Dia terlihat mengucek-ucek matanya untuk menghilangkan kantuk. Rambut panjangnya terlihat sedikit acak-acakan tanpa hijab.
"Assalamu'alaikum, cinta. Kamu tidak sakit kan? Kenapa telphon aku selarut ini?" sapa Elzata diseberang sana, sambil bangun dari posisi tidurnya dan segera menyandarkan tubuhnya di tepi tempat tidur.
"Wa'alaikunsalam. Aku nggak bisa tidur sayang, keinget kamu terus", jawab Ega dengan manja.
"Kamu belum tidur sama sekali?", tanya Elzata kemudian.
"Tolong temani aku sampai terlelap, sayang. Buat aku tertidur", rengek Ega kepada istrinya.
"Iya, aku temenin kamu sampai tertidur", jawab Elzata tersenyum geli melihat kelakuan manja suaminya.
"Nyanyikan satu lagu untukku. Biar aku terlelap", Ega tambah minta yang aneh-aneh
" Aduh cint, aku bacain dongeng aja ya?", Elzata menanggapi permintaan aneh suaminya dengan bercanda.
"Emangnya aku anak kecil", dengus Ega kesal.
"Ya udah aku nyanyiin.
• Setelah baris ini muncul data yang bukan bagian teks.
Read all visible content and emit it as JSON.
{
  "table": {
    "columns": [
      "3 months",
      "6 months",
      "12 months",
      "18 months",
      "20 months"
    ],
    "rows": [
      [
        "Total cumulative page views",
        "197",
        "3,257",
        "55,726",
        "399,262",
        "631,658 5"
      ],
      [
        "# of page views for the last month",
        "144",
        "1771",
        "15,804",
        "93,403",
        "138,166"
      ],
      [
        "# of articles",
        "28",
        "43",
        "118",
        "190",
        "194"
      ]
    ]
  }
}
Tp janji, dengerinnya sambil merem ya, biar kamu bisa tidur", akhirnya Elzata mengalah.
Setelah Ega mrngangguk dan memejamkan mata sambil tersenyum, Elzata berpikir sebentar lalu segera menyanyi.
"Nina bobok ohh nina bobok. Kalau tidak bobok digigit nyamuk. Nyamuk apa nyamuk malaria. Mskan apa darah manusia", Elzata menyanyikan sebuah lagu dengan suara yang sangat merdu.
"Suaramu bagus sekali sayang. Tapi jangan lagu itu dong. Kayak nyanyiin lagu buat anakmu aja. Nyanyikan lagu yang mewakili perasaanmu kepadaku", ucap Ega yang kemudian disambut dengan mulut mengerucut oleh istrinya.
Namun hanya dalam hitungan detik, Elzata terlihat berpikir sejenak kemudian segera bersenandung merdu kembali.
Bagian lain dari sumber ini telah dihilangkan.